Slowakei - Linksliberale scheitern
Dabei hatte noch vor wenigen Monaten vor allem die linksliberal-grüne PS von Präsidentin Zuzana Caputova als Garantin eines grundlegenden Wandels in der Slowakei gegolten. Kein volles Jahr ist es her, dass die Bürgerrechtlerin und Umweltaktivistin sensationell in das höchste Staatsamt gewählt worden war. Die PS gewann anschließend auch die Europawahl. Am Samstag aber scheiterten Caputova und ihre Partei tragisch – sie war ein Listenbündnis mit einer kleinen liberalen Gruppierung eingegangen und für die galt eine Sperrklausel von sieben statt fünf Prozent – die PS landete bei 6,9.
Auch fünf weitere, als chancenreich gehandelte Parteien schafften den Einzug in den Nationalrat nicht, so dass die befürchtete Zersplitterung des Parlaments ausblieb. Dies und die hohe Beteiligung von 65,8 Prozent werteten Beobachter als klare Hoffnungszeichen: „Die Menschen haben gezeigt, dass sie das Schicksal des Landes etwas angeht“, schrieb ein Kommentator von „Dennik N“. Viele Slowaken hätten das Gefühl gehabt, dass Ficos Smer den Staat gekapert hätte. „Jetzt holen sie sich ihr Land zurück.“ Das sei ein Grund zum Feiern, obwohl es „mit Matovic immer noch schiefgehen kann“.

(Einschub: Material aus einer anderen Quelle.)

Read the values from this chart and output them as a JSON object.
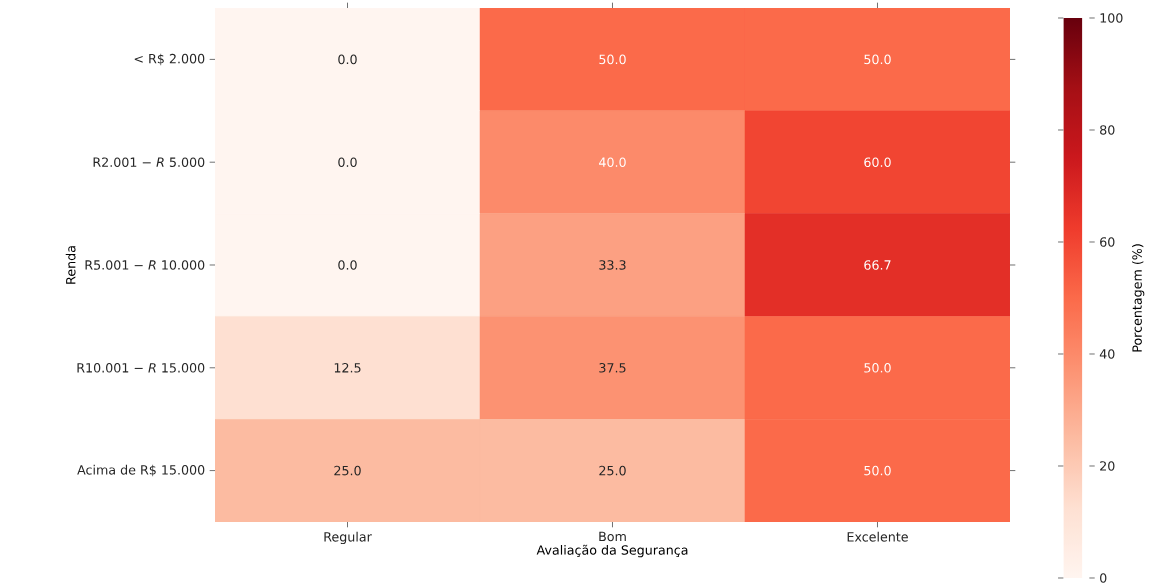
{
  "chart_data": {
    "type": "heatmap",
    "xlabel": "Avaliação da Segurança",
    "ylabel": "Renda",
    "clabel": "Porcentagem (%)",
    "categories": [
      "Regular",
      "Bom",
      "Excelente"
    ],
    "y_categories": [
      "< R$ 2.000",
      "R2.001 − *R* 5.000",
      "R5.001 − *R* 10.000",
      "R10.001 − *R* 15.000",
      "Acima de R$ 15.000"
    ],
    "cells": [
      [
        0.0,
        50.0,
        50.0
      ],
      [
        0.0,
        40.0,
        60.0
      ],
      [
        0.0,
        33.3,
        66.7
      ],
      [
        12.5,
        37.5,
        50.0
      ],
      [
        25.0,
        25.0,
        50.0
      ]
    ],
    "cell_labels": [
      [
        "0.0",
        "50.0",
        "50.0"
      ],
      [
        "0.0",
        "40.0",
        "60.0"
      ],
      [
        "0.0",
        "33.3",
        "66.7"
      ],
      [
        "12.5",
        "37.5",
        "50.0"
      ],
      [
        "25.0",
        "25.0",
        "50.0"
      ]
    ],
    "clim": [
      0,
      100
    ],
    "cticks": [
      0,
      20,
      40,
      60,
      80,
      100
    ]
  }
}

Slowakei: Mord an Jan Kuciak erschütterte die politische Szene des Landes
Auch in dieser Einschätzung sind sich die meisten Kommentatoren in Bratislava einig. Zu wenig weiß man noch darüber, was der Politstar wirklich zu bieten hat. Im Wahlkampf hatte Matovic auf möglichst spektakuläre Aktionen gesetzt. Das machte Laune auf den Wechsel, zeigte aber jenseits eines gewissen Populismus gegen die alten Eliten kaum, wohin die Reise gehen könnte.

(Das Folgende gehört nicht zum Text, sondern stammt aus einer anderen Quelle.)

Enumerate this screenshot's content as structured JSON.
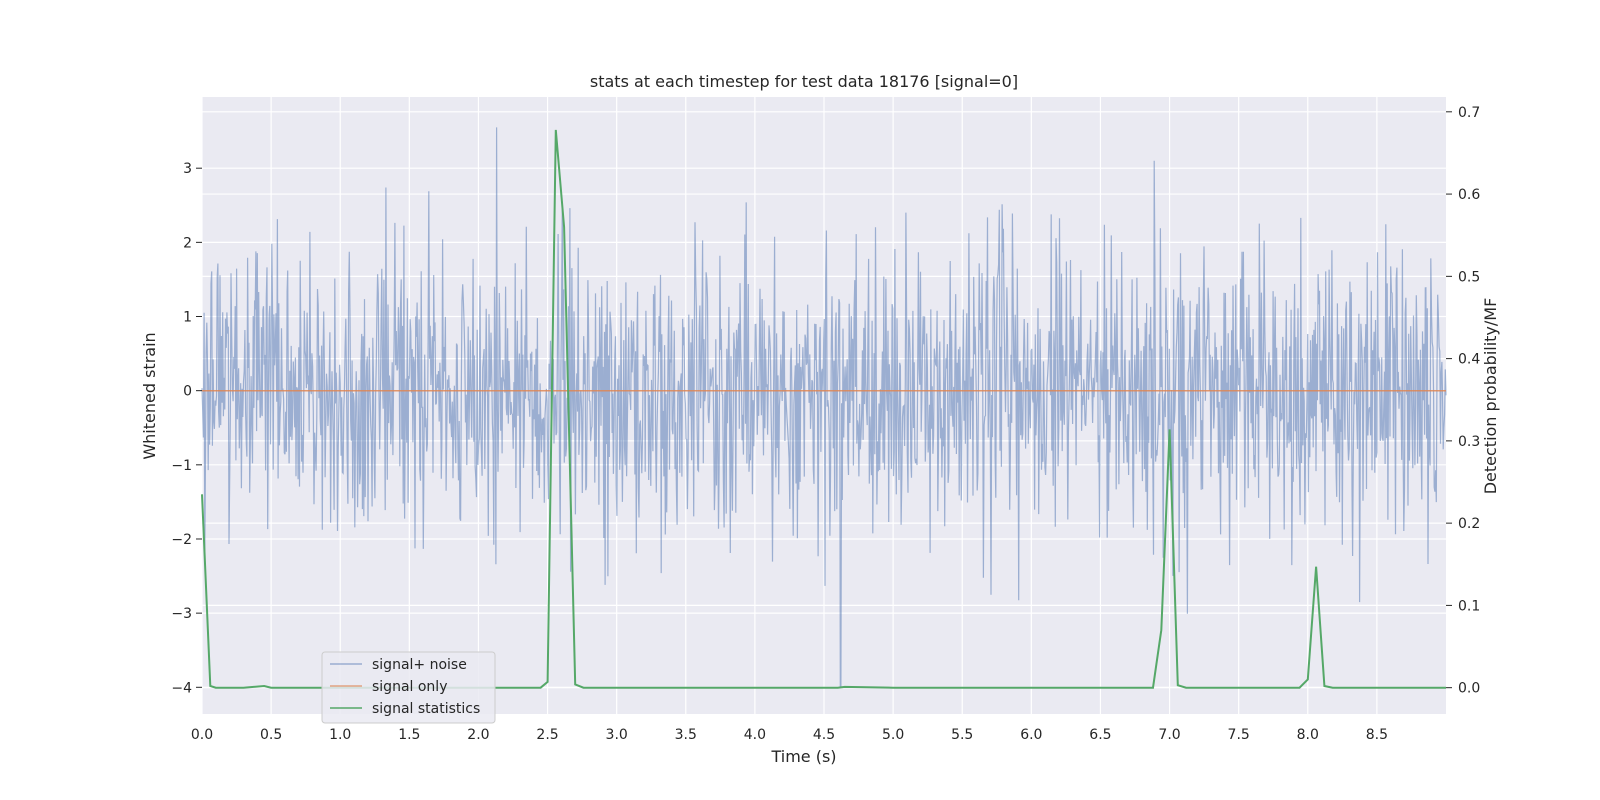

Immerhin: Matovic ist kein unbeschriebenes Blatt in der slowakischen Politszene. 2002 zog der damals 28-jährige Medienunternehmer als Abgeordneter einer liberalen Splittergruppe erstmals ins Parlament ein. 2011 gründete er OL’aNO, aber erst nach dem Kuciak-Mord schlug seine Stunde. Er positionierte OL’aNO als soziale und europafreundliche Antikorruptionspartei – und stieg zum Hoffnungsträger auf.